O processo ideal: molhar completamente, massagear o shampoo chegando até a pele, deixar agir alguns minutos, enxaguar com pressão suficiente para levar o pelo solto. Depois do banho, uma boa escovação com o pelo ainda levemente úmido remove o que a água mobilizou mas não levou. Esse combo é a combinação mais eficaz que existe.
Leia também: Banho em cachorro: com que frequência dar e como fazer em casa do jeito certo
Comida boa faz diferença no pelo
Isso não é papo de marketing de ração premium. Cão com deficiência de ômega 3 e ômega 6 na dieta tende a ter pelo mais opaco, mais quebradiço e queda mais intensa e prolongada do que o necessário.
Rações de qualidade com fontes de proteína animal identificadas e proporção adequada de ácidos graxos já fornecem esses nutrientes para a maioria dos cães. Para animais com queda muito intensa, a suplementação com ômega 3 de origem marinha pode fazer diferença visível em quatro a seis semanas. Mas antes de sair comprando suplemento, confirme com o veterinário se faz sentido para o seu cão especificamente.

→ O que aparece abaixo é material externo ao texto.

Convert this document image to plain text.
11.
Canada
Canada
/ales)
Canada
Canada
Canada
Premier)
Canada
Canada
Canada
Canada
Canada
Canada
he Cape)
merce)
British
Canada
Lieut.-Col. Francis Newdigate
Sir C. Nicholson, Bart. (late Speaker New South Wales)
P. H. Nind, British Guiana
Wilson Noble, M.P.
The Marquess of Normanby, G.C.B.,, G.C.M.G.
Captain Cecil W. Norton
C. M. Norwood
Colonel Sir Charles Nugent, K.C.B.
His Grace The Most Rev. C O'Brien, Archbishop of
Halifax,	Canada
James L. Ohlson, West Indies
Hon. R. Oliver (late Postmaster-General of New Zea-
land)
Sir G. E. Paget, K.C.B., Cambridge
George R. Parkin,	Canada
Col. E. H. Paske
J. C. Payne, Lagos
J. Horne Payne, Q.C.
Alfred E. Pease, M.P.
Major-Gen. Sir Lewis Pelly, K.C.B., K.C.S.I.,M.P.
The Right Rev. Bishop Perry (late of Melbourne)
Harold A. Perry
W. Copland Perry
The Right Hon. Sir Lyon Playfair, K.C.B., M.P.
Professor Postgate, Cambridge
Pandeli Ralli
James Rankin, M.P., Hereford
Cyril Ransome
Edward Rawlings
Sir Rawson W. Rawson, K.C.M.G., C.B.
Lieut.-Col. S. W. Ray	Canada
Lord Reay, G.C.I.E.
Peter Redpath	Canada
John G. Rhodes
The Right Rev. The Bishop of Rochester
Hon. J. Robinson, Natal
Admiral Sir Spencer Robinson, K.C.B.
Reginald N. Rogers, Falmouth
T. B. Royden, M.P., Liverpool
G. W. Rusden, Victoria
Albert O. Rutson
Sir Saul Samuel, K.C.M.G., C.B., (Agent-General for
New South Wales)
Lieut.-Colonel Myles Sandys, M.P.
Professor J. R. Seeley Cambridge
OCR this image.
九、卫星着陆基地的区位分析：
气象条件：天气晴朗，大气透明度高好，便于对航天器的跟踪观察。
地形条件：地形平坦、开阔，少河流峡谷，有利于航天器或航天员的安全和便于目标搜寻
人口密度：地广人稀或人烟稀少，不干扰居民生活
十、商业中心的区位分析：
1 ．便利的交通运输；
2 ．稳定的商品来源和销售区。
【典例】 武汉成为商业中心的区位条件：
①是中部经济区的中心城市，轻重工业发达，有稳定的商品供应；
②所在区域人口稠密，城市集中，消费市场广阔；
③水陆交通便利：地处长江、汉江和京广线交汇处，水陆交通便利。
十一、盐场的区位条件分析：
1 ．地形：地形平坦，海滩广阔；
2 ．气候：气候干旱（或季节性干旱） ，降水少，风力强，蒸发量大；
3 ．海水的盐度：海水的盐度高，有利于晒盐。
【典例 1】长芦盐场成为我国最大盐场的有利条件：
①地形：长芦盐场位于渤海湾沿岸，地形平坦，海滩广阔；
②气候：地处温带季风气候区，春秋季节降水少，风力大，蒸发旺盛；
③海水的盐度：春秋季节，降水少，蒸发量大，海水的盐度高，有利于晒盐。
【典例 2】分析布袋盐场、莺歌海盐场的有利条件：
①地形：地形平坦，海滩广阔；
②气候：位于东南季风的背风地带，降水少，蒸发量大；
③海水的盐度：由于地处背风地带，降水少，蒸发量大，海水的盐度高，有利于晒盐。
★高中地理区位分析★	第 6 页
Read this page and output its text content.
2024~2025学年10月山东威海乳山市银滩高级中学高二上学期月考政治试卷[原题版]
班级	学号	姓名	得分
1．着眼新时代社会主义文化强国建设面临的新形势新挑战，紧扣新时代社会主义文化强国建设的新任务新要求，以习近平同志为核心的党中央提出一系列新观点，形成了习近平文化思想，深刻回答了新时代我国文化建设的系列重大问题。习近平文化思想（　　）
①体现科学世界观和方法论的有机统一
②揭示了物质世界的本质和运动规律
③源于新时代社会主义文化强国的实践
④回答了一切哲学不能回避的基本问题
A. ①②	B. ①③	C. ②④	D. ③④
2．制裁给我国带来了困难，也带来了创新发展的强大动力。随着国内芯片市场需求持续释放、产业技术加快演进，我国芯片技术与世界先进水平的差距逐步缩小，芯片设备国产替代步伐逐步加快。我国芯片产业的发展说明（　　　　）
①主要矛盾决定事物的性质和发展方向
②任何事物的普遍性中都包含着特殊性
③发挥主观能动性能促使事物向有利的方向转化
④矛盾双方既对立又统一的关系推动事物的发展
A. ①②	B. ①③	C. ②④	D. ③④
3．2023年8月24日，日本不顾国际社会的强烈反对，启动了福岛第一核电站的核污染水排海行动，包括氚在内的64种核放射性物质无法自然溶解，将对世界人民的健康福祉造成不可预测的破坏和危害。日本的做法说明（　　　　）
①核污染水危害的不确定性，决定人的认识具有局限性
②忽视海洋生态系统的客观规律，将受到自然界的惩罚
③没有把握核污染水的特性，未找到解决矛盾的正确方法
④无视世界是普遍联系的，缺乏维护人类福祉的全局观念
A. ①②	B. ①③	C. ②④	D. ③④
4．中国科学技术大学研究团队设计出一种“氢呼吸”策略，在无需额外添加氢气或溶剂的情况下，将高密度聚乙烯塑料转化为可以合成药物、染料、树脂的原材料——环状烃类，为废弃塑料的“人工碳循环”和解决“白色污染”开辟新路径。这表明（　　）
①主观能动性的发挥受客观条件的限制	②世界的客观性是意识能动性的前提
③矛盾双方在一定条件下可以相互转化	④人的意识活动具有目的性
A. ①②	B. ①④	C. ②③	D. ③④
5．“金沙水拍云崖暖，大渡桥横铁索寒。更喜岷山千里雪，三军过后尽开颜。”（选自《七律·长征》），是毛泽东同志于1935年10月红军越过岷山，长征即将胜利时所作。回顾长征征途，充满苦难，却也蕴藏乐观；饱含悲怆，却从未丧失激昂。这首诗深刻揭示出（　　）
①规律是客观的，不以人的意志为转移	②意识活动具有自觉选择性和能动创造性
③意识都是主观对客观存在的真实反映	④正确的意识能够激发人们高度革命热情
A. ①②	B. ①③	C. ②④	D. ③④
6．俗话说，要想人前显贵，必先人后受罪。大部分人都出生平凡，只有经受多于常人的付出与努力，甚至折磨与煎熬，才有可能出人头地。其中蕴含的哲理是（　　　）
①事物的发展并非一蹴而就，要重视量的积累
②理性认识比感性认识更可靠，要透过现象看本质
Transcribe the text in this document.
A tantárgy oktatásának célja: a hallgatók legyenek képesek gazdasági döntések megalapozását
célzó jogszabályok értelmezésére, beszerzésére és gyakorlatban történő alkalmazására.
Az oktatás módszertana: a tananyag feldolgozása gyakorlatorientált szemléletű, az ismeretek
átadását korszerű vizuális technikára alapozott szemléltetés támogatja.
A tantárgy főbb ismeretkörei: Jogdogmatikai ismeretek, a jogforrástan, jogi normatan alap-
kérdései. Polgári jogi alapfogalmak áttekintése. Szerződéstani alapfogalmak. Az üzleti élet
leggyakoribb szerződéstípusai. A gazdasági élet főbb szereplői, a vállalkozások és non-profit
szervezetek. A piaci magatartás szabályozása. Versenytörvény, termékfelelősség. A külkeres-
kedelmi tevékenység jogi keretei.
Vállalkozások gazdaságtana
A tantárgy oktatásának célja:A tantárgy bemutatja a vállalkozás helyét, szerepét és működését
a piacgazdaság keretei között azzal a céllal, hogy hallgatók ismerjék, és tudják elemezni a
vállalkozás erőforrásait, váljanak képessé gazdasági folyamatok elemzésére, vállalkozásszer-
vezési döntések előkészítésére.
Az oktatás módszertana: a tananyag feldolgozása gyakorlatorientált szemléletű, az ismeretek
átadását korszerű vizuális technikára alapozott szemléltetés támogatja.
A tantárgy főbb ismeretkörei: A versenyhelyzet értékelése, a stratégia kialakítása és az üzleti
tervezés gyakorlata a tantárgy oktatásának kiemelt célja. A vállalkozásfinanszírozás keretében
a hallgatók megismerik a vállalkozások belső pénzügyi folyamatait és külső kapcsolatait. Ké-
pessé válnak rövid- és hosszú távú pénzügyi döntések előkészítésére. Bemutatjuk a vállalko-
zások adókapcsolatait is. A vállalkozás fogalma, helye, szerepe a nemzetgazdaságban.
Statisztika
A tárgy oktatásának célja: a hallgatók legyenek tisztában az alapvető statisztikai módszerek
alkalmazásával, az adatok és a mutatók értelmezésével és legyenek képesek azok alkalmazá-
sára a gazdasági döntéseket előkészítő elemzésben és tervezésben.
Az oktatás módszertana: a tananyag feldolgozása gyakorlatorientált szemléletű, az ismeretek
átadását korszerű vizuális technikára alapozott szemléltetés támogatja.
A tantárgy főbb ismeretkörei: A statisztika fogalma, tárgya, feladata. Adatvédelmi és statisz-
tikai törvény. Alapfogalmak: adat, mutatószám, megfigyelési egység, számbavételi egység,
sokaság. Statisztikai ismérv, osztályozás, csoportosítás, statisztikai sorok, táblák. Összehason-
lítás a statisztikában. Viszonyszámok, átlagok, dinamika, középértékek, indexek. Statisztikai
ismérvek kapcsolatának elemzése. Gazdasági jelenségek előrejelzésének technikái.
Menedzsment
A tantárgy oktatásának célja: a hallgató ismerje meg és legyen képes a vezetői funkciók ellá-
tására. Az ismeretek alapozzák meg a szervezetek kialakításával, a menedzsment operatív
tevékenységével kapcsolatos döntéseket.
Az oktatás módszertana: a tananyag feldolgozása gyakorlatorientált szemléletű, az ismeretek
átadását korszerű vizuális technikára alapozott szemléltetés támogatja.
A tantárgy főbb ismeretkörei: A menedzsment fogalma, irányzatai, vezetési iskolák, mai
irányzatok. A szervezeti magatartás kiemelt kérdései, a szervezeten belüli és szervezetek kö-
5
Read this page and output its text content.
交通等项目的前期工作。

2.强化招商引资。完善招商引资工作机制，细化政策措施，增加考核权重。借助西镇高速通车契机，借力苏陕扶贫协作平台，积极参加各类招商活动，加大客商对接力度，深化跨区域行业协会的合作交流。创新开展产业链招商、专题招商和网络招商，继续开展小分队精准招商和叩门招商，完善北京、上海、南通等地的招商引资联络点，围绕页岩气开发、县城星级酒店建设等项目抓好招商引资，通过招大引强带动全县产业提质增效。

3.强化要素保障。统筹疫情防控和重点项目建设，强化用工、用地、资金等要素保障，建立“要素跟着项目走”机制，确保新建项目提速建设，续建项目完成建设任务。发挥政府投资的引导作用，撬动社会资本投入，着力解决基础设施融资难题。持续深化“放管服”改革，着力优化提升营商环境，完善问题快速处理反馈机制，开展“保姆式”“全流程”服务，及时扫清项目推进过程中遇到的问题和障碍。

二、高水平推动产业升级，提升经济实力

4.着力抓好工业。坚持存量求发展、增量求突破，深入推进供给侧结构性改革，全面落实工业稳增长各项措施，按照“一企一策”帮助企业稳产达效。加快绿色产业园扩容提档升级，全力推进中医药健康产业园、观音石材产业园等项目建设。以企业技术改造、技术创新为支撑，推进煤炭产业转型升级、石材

Aspirador com filtro HEPA e rolo adesivo em todo lugar
Não resolve o problema na raiz, mas gerencia a consequência de forma muito mais eficiente. Aspiradores com filtro HEPA retêm os pelos finos que aspiradores comuns recirculam no ar, o que faz diferença real para quem tem alergia em casa.
Rolos adesivos espalhados pelo ambiente, um na sala, um no quarto, um no carro, transformam a convivência com a troca de pelo de batalha constante para algo mais administrável.
Tosar durante a troca de pelo resolve?
Tem muita gente que pensa que tosar o cachorro quando o pelo está caindo muito é a solução. Em alguns casos é, em outros pode ser prejudicial.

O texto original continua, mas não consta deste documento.